In better news, this was the first episode (sorry, I still don’t count the knitathon as good communal bonding) that effortlessly welcomed back some much-missed supporting players. Lane, sporting the worst prosthetic belly ever, is back and ready to blow. She’s cranky and sick of Zack and her mother’s sweet hovering and doesn’t know how she jumped from repressed child to overburdened mother of two. (Maybe she’s pissed because Rory has still yet to throw her a baby shower or give her a onesie or a pedicure or anything. Worst friend ever!) But Zack, who really shined brightly this week, was a doll and reassured her that rockers have babies all the time and then, in a very tender moment, asked to carry Lane’s groceries. Oh, I do hope this couple has had sex since their honeymoon. My secret crush Brian — what, I like the nerds! — came over for band practice, trailing Gil and a mini-Gil in his wake. Could Macon the Bacon and Gigi be Stars Hollow’s next love match? Meanwhile, Michel popped up for a scene and, after asking about Luke’s flannel obsession, walked away with one of the night’s best lines: ”Let us just stand here and let the awkwardness wash over us.” I wish I had the nerve to say that to some of my co-workers when we’re stranded together in the elevator. Sookie showed up for but a second, warning Lorelai that writing a character reference for Luke might stir up old feelings. I say give any of the above whatever screen time was otherwise allotted to April. On a sneaked visit with Luke, she showed up in a pink helmet and later started making birdcalls. Make it stop.

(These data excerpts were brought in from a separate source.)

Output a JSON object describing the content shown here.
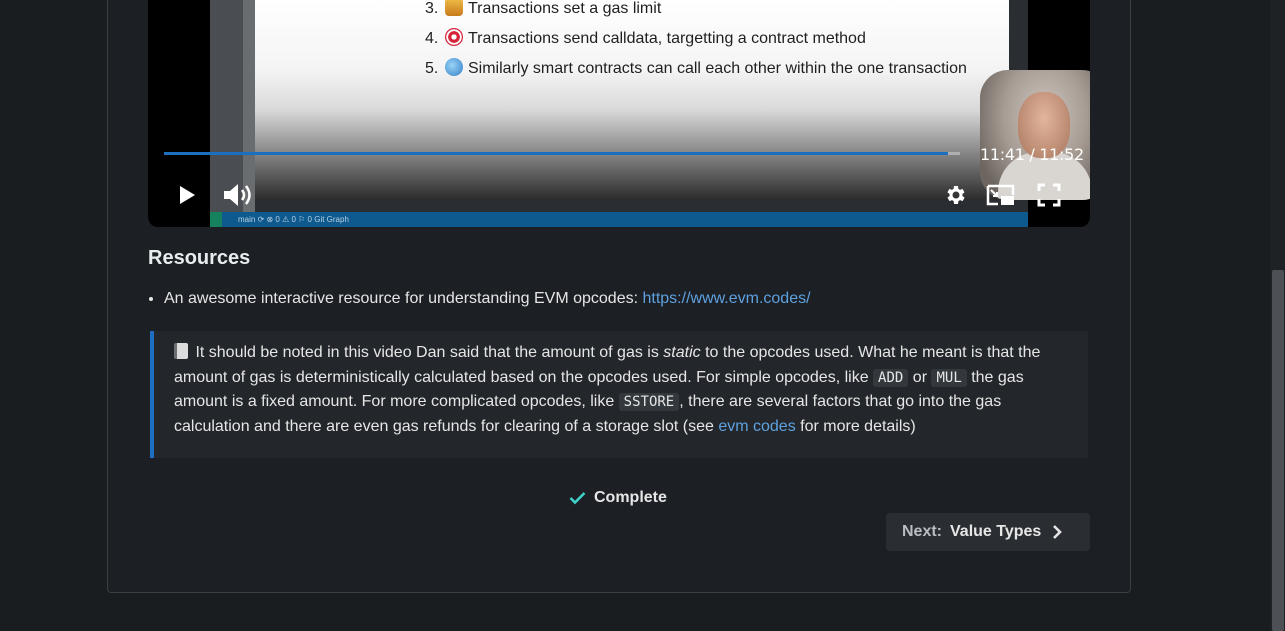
{
  "video": {
    "slide_items": [
      {
        "num": "3.",
        "text": "Transactions set a gas limit",
        "icon": "gas-pump-emoji"
      },
      {
        "num": "4.",
        "text": "Transactions send calldata, targetting a contract method",
        "icon": "target-emoji"
      },
      {
        "num": "5.",
        "text": "Similarly smart contracts can call each other within the one transaction",
        "icon": "globe-emoji"
      }
    ],
    "statusbar": "main ⟳   ⊗ 0 ⚠ 0   ⚐ 0   Git Graph",
    "time_display": "11:41 / 11:52",
    "progress_fraction": 0.985,
    "controls": [
      "play-icon",
      "volume-icon",
      "settings-icon",
      "picture-in-picture-icon",
      "fullscreen-icon"
    ]
  },
  "resources": {
    "heading": "Resources",
    "item_text": "An awesome interactive resource for understanding EVM opcodes: ",
    "item_link": "https://www.evm.codes/"
  },
  "note": {
    "part1": " It should be noted in this video Dan said that the amount of gas is ",
    "emphasis": "static",
    "part2": " to the opcodes used. What he meant is that the amount of gas is deterministically calculated based on the opcodes used. For simple opcodes, like ",
    "code1": "ADD",
    "part3": " or ",
    "code2": "MUL",
    "part4": " the gas amount is a fixed amount. For more complicated opcodes, like ",
    "code3": "SSTORE",
    "part5": ", there are several factors that go into the gas calculation and there are even gas refunds for clearing of a storage slot (see ",
    "link": "evm codes",
    "part6": " for more details)"
  },
  "complete": {
    "label": "Complete"
  },
  "next": {
    "prefix": "Next:",
    "title": "Value Types"
  },
  "colors": {
    "accent": "#1d6fc4",
    "link": "#5ea1e0",
    "background": "#1a1d20"
  }
}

And now, sadly, on to the romantic entanglements. Luke or Christopher, Christopher or Luke? It took the hiatus to make me realize that I really just don’t care. In the last couple episodes, the writers seemed to be working double time to stack the deck in favor of Luke. Christopher’s a good-looking dude, and he’s got a wallet full of witty one-liners, but he’s not — oh, they make it easy for us, don’t they? — a stand-up guy. And Luke was awfully dear this episode. All that talk of monogrammed towels and unicorn marionettes nearly made a believer of me. But as much as I was moved by Lorelai’s tender moment with Luke and by her poignant, carol-accompanied walk to the mailbox in the snow, I just don’t care who she ends up with at this point. If she ends up with Luke, well, then why did we have to go through all this dumb, Christopher-baiting crap? And if she ends up with Christopher, why did the writers paint him as such a prince for all those episodes and then suddenly reduce him to a boob again? The previews next week have him accusing Lorelai of still being in love with Luke. Eat up those Christmas cookies fast, Gigi! You’re about to lose another mother! Either way, the writers seem to have painted themselves into a corner. But as long as they continue to do a better job of making this show as much about romance as it is about family and friendship and community, then I’ll continue to wait as patiently as I can for Lorelai’s decision. But really, what a flake.
Finally, Meryl Streep was right in her Golden Globes speech. If enough people ask for something — calmly, clearly, authoritatively — the powers that be will eventually respond. Well, we asked. We demanded. We threatened mutiny. Goodbye, Aerie Girls.
What did you all think? Were you too taken aback by Lane’s bursting belly? Are you ready to help April pack for New Mexico? Did Gigi’s monotone voice grate on your last nerve? Didn’t Lorelai look great this episode? Luke or Christopher? Or are you with me, and tired of the whole triangle?